Brent Sobol almost wanted to cry when he realized how crime was stifling the success of a property he had bought on the Southside of Atlanta.
The 340-unit property suffered from neglect and had problems spanning from people loitering at all hours of the night to gang signs and graffiti being tagged across the property.
“We had prostitution,” Sobol says. “And that’s just the criminal side. When you go on the civil side, you had aggressive dogs in the units, even though the lease did not allow for that. You had excessive numbers of unauthorized occupants. You would have vehicles that were unregistered.”
Sobol began to question where the return on his investment would come from in such a downtrodden property with so many problems.
"Crime is our industry's dirty little secret," he says. "Everybody’s got it, to some degree, but no one wants to talk about it or admit it."
But the property's problems were running rampant and Sobol had to get serious about finding a solution. And after three years of hard work, dedication and lots of frustration, he found it.
Today, the community's turnover rate hovers around 30 percent and its no longer known as a haven for crime---a huge victory for Sobol.
“We started by cleaning up the curb appeal while we addressed the loitering and trespassing problems because we wanted the immediate neighborhood to see there was drastic change happening,” he says. “Then we looked at problems inside the apartments.”
Then he began enforcing the lease agreements, giving a heads-up to the local authorities before doing so.
“A property manager should also reach out to whoever the district attorney or prosecutor is and let them know you’re interested in getting special attention for a community clean up,” he says.
Sobol learned a lot of lessons the hard way by turning around his own troubled property. Now, more than eight years later, he takes what he learned at the Atlanta property and works as a consultant to help other owners cope with crime-ridden assets.
“I didn’t realize the role crime-prevention played in creating a profitable, sustainable community,” he says.
Kelly Ziegler, a regional property manager for the company, says most of her properties have some sort of courtesy officer living on site.
While a law enforcement officer’s presence may help residents feel safer, Ziegler cautions managers against using the word “security” when talking about the officer’s role. But police officers can serve a vital role as educators to help residents become more aware of their surroundings.
“We don’t portray it as a safety measure, but instead just as a courtesy to show that we’re here and that we do care,” she says. “We are providing whatever resources we can to help (our residents) be cognizant of their own personal safety.”
Officers are hired as contract employees of the company and receive either pay or discounted rent depending on how much time he or she will have to designate to working the area. The company uses the officers to patrol the property, work as a liason and to check safety measures on the property. Making sure lights work and that buildings are properly locked are some of the officers' nightly responsibilities.
Having trained eyes and ears on site certainly adds value to keeping a property secure, Ziegler says.

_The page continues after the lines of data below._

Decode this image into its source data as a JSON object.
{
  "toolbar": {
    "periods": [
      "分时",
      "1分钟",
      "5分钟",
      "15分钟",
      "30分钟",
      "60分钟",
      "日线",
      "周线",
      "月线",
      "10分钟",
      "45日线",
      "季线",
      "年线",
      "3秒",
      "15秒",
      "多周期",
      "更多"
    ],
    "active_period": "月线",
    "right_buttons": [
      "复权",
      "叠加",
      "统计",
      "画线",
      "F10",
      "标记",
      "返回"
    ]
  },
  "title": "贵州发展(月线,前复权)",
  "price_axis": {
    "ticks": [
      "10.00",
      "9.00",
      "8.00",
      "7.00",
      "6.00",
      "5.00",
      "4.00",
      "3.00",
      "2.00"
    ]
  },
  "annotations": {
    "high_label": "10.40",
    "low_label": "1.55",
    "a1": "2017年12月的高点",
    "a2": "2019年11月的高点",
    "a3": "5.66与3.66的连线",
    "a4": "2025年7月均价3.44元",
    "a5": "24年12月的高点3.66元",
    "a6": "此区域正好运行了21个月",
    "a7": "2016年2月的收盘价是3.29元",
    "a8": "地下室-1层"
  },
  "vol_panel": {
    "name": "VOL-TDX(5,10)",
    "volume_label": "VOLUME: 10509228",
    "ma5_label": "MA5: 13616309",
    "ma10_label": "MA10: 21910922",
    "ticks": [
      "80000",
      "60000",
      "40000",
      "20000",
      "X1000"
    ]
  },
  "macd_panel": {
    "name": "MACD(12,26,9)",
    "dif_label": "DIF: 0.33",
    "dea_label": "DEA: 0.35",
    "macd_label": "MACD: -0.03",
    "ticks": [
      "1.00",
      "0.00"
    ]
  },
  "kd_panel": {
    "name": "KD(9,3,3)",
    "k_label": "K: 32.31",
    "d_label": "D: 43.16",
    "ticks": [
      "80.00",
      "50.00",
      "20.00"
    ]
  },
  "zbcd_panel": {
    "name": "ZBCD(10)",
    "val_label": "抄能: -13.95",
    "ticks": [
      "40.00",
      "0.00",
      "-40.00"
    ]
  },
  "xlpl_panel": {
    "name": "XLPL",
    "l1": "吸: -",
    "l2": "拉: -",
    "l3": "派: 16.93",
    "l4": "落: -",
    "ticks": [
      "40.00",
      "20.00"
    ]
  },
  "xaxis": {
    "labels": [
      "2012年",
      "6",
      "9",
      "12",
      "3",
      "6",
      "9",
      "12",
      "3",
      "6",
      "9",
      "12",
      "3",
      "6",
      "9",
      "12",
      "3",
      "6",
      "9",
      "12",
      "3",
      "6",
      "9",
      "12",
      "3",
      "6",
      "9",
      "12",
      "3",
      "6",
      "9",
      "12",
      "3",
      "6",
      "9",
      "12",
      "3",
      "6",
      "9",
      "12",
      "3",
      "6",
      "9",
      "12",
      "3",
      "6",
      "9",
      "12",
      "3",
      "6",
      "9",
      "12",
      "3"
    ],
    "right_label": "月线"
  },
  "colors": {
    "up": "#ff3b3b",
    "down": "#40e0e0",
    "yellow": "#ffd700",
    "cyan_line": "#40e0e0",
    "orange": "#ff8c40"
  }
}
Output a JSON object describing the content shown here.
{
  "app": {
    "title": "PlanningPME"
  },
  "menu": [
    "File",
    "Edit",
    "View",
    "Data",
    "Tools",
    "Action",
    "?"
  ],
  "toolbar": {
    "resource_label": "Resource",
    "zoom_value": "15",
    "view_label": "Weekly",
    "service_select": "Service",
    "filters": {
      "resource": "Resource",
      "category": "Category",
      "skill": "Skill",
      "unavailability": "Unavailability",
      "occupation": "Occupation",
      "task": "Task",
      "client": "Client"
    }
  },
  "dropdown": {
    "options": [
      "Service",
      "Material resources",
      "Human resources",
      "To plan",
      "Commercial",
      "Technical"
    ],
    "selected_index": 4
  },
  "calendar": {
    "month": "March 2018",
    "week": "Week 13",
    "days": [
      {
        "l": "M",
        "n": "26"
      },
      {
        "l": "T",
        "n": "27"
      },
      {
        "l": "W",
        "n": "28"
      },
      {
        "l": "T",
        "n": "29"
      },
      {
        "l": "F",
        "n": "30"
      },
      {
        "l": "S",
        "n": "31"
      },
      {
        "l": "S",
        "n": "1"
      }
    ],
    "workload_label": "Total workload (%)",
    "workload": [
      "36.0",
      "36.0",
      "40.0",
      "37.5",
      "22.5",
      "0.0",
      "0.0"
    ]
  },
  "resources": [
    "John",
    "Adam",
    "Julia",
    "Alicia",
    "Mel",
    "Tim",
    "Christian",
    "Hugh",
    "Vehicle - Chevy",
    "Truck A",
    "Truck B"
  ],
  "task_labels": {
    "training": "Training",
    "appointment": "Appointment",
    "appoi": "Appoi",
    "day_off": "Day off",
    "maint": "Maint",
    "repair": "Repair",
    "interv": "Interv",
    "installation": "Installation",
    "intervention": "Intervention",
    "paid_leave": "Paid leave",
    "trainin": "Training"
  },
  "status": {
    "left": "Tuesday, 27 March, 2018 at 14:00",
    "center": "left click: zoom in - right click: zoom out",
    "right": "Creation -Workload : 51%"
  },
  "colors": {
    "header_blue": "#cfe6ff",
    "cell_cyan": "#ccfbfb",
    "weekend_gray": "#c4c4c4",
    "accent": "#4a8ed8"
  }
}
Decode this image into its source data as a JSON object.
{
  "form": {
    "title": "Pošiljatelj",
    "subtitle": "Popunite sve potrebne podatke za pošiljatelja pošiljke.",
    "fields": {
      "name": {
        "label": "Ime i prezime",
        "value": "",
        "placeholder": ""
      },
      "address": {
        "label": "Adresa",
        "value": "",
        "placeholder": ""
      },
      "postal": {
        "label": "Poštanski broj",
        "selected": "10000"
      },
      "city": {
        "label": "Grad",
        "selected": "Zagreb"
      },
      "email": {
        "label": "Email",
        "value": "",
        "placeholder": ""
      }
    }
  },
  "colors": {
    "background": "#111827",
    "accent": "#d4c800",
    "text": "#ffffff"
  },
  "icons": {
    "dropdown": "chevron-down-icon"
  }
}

Additionally, the officer acts as another resource for the company’s site-level managers on an as-needed basis for questions.
“It’s good to know we can ask questions when we need to,” Ziegler says. “Is this car supposed to be here? Is this something that is fishy? It’s great to know that there is somebody there that we can reach out to.”
But more importantly, it’s about helping to build an open community where people feel safe and can talk freely with law enforcement. Some properties even hold quarterly meetings with an officer to address any issues or questions residents may have.
“The officer should be seen by the residents and get to know the residents so that they’re comfortable reaching out to that person,” she says.
But when it comes down to protecting your assets, Sobol says the best crime prevention tool a manager can tap into is knowledge.
“Be realistic about what’s going on at that property,” he says. “Get informed on the issues and then safely take action to make your real estate a good neighborhood environment.”